Section 26WK(3) of the Privacy Act requires that the notice must contain:
- the Entity’s name and contact details;
- details of the data breach;
- the type of information that was compromised; and
- recommended steps that affected individuals should take in response to the breach.
What Constitutes a Notifiable Data Breach?
The following three elements are required to establish whether an eligible data breach has occurred under the NDB scheme:
- where there has been an unauthorised disclosure of, or unauthorised access to personal information or where personal information is lost;
- where the breach is likely to cause ‘serious harm’; and
- the Entity has not been able to prevent the likely serious harm with remedial action.
Businesses are responsible for assessing whether a breach of data constitutes a Notifiable Data Breach.
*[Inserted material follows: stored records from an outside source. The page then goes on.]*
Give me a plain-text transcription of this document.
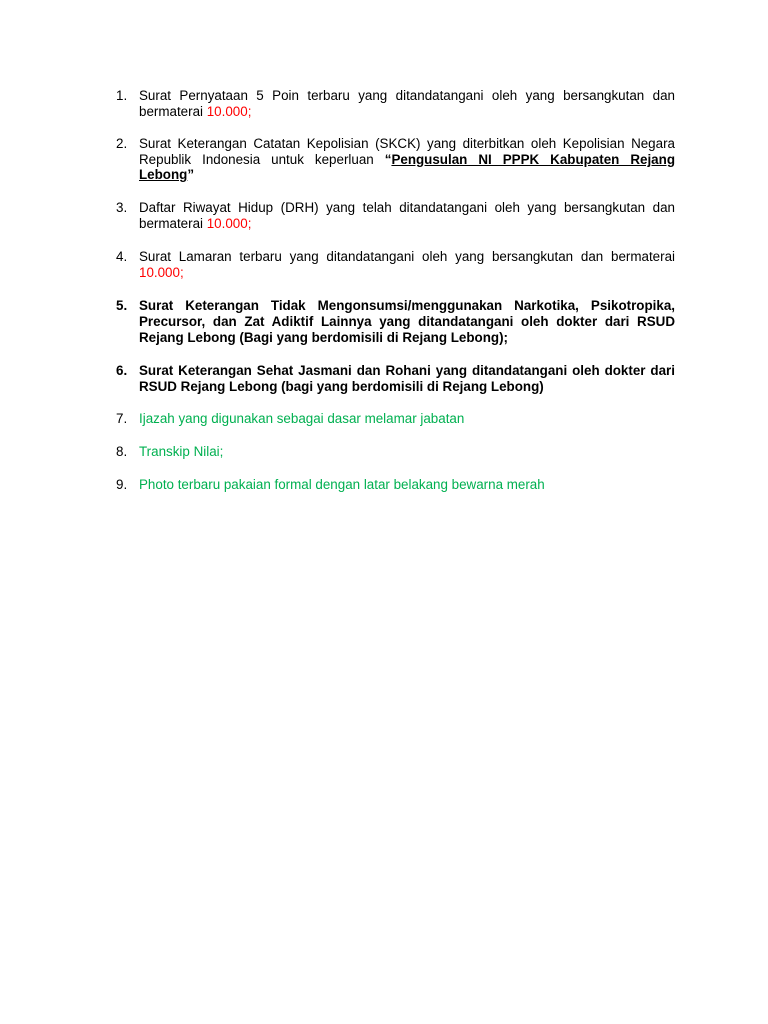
1. Surat Pernyataan 5 Poin terbaru yang ditandatangani oleh yang bersangkutan dan bermaterai 10.000;
2. Surat Keterangan Catatan Kepolisian (SKCK) yang diterbitkan oleh Kepolisian Negara Republik Indonesia untuk keperluan “Pengusulan NI PPPK Kabupaten Rejang Lebong”
3. Daftar Riwayat Hidup (DRH) yang telah ditandatangani oleh yang bersangkutan dan bermaterai 10.000;
4. Surat Lamaran terbaru yang ditandatangani oleh yang bersangkutan dan bermaterai 10.000;
5. Surat Keterangan Tidak Mengonsumsi/menggunakan Narkotika, Psikotropika, Precursor, dan Zat Adiktif Lainnya yang ditandatangani oleh dokter dari RSUD Rejang Lebong (Bagi yang berdomisili di Rejang Lebong);
6. Surat Keterangan Sehat Jasmani dan Rohani yang ditandatangani oleh dokter dari RSUD Rejang Lebong (bagi yang berdomisili di Rejang Lebong)
7. Ijazah yang digunakan sebagai dasar melamar jabatan
8. Transkip Nilai;
9. Photo terbaru pakaian formal dengan latar belakang bewarna merah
It is recommended that legal advice be sought from lawyers who are experienced in this field.
What Is The Meaning of ‘Serious Harm’?
The meaning of ‘serious harm’ is not defined in the Privacy Act. However, section 26WG of the Privacy Act sets out ‘relevant matters’ Entities must take into consideration when assessing serious harm. Those relevant matters include the kind of information, the sensitivity of the information, the type of people that could obtain the information, the nature of the harm and if the information is encrypted.
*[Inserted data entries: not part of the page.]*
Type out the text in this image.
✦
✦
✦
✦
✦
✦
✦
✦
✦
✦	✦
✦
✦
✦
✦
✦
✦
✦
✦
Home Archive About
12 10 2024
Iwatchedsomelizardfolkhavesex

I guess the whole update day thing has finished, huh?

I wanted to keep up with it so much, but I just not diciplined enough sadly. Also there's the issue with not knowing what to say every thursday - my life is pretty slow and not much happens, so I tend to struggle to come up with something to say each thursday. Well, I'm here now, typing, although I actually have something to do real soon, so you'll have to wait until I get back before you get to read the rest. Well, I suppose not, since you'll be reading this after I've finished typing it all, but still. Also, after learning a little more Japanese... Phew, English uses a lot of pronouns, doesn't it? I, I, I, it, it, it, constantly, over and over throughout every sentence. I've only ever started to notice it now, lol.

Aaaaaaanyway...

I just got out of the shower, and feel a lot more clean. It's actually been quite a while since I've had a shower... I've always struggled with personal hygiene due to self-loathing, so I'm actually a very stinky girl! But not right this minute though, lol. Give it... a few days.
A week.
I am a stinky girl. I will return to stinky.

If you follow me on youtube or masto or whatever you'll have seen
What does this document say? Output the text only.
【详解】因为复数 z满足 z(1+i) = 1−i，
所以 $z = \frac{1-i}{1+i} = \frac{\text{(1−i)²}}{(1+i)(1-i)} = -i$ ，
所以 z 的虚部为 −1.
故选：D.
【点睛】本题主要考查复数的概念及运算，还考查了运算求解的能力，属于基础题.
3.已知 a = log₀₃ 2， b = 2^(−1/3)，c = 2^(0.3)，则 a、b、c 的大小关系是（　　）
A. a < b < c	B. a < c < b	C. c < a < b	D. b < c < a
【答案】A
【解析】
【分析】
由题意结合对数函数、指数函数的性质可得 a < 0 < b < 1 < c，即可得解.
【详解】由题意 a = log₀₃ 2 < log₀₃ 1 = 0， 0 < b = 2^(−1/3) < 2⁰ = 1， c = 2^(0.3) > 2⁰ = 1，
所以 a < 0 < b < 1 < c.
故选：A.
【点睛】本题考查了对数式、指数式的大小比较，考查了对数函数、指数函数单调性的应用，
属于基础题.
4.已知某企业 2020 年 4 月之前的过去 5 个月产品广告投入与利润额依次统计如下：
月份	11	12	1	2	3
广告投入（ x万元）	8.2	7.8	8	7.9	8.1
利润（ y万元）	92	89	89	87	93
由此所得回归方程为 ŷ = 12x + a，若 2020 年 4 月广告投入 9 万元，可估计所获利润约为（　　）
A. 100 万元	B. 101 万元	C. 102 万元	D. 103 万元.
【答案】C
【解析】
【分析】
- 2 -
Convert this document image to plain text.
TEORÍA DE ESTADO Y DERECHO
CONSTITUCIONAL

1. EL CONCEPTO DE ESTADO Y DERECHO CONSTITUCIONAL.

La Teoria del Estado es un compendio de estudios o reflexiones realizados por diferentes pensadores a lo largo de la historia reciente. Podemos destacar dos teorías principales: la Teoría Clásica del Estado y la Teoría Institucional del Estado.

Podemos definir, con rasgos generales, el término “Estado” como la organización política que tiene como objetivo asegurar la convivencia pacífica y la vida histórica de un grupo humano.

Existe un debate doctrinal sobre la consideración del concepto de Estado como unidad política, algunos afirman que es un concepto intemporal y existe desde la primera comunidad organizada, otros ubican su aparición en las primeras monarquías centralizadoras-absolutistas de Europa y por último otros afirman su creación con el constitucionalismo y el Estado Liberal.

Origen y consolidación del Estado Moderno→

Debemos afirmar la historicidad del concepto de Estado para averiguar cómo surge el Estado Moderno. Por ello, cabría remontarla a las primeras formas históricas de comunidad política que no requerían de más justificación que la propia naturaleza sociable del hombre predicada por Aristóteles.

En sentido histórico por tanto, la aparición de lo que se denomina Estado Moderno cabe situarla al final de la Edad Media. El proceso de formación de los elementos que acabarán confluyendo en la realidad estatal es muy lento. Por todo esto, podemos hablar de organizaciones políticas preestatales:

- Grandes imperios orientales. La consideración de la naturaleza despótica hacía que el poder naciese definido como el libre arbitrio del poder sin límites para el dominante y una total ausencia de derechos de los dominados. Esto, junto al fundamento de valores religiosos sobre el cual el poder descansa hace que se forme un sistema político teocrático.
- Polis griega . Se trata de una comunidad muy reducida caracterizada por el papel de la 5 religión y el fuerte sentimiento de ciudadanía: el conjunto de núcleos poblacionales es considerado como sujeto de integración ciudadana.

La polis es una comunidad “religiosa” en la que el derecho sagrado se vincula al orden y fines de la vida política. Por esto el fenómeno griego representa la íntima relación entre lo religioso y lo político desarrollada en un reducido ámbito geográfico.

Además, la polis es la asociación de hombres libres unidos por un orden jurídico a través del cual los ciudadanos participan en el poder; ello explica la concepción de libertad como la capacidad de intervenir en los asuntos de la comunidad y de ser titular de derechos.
The OAIC also provides guidance on the meaning of serious harm to include serious physical, psychological, emotional, financial, or reputational harm and advises that serious harm be assessed from the perspective of a reasonable person.
What Are Examples of an Eligible Data Breach?
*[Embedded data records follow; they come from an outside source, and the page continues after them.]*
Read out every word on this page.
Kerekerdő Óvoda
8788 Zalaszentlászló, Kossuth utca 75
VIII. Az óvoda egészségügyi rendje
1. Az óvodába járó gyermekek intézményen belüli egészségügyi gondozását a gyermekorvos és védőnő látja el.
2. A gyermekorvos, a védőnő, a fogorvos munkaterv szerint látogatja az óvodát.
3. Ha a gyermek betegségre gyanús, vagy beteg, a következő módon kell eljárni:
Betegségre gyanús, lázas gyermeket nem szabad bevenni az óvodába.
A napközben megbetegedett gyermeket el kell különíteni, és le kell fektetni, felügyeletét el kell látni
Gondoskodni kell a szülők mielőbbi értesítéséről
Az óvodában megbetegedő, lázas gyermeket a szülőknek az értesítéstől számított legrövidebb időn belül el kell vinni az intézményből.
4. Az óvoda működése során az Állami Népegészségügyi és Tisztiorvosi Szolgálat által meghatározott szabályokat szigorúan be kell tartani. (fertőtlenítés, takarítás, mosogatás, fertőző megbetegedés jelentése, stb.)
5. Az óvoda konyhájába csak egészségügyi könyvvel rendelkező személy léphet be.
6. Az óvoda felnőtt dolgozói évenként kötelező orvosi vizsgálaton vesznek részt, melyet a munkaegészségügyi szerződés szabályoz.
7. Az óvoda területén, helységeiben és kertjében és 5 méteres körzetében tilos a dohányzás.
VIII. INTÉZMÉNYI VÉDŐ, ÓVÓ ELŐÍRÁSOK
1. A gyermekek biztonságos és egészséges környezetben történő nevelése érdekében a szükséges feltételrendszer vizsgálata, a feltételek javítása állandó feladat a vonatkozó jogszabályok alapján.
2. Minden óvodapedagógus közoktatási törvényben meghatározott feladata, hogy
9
- A database containing subscribers and customers information that is hacked.
- A USB storage device containing tax file numbers is lost in the street.
- A customer relationship management (CRM) database that is backed-up to a CSV file that is accidentally made publicly accessible online.
- Patients’ health records that an employee loses in a public place.
What is Remedial Action?
Sections 26WF(1) to 26WF(3) of the Privacy Act provides that remedial action may be taken and “as a result of the action, a reasonable person would conclude that the access or disclosure would not be likely to result in serious harm to any of those individuals.”
For example, remedial action may include circumstances where a file containing sensitive customer data is sent to the incorrect recipient. If the recipient is a person who is trusted by the sender and is immediately contacted and agrees to delete the data, then it may be concluded that the organisation has taken the necessary remedial action that will not result in serious harm. Therefore, in these circumstances, the breach will not constitute a Notifiable Data Breach.
When Must An Eligible Data Breach Be Reported?
Relevant organisations must take steps to make a ‘reasonable and expeditious assessment’ to establish whether the data breach constitutes an eligible data breach. Organisations must take all reasonable steps to ensure that the assessment of the data breach is completed within 30 days pursuant to section 26WH(2) of the Privacy Act.
What Can Entities Do If They Cannot Complete The Assessment within 30 Days?
If an Entity cannot complete the assessment of whether the breach constitutes an Eligible Data Breach within 30 days, the OIAC advises that the Entity should document their assessment process to show:
- The reasons for the delay;
- The assessment was reasonable and expeditious; and
- All reasonable steps were taken to complete their assessment within the requisite 30 day period.
What Are The Penalties For Failing To Comply With The Notifiable Data Breach Scheme?
Penalties of up to $2,100,000 may be imposed for failing to comply with the notification requirements under the NDB scheme for corporations. Additionally, Entities can be ordered to review their privacy practices and issue public apologies. A maximum penalty of $420,000 may be imposed upon individuals.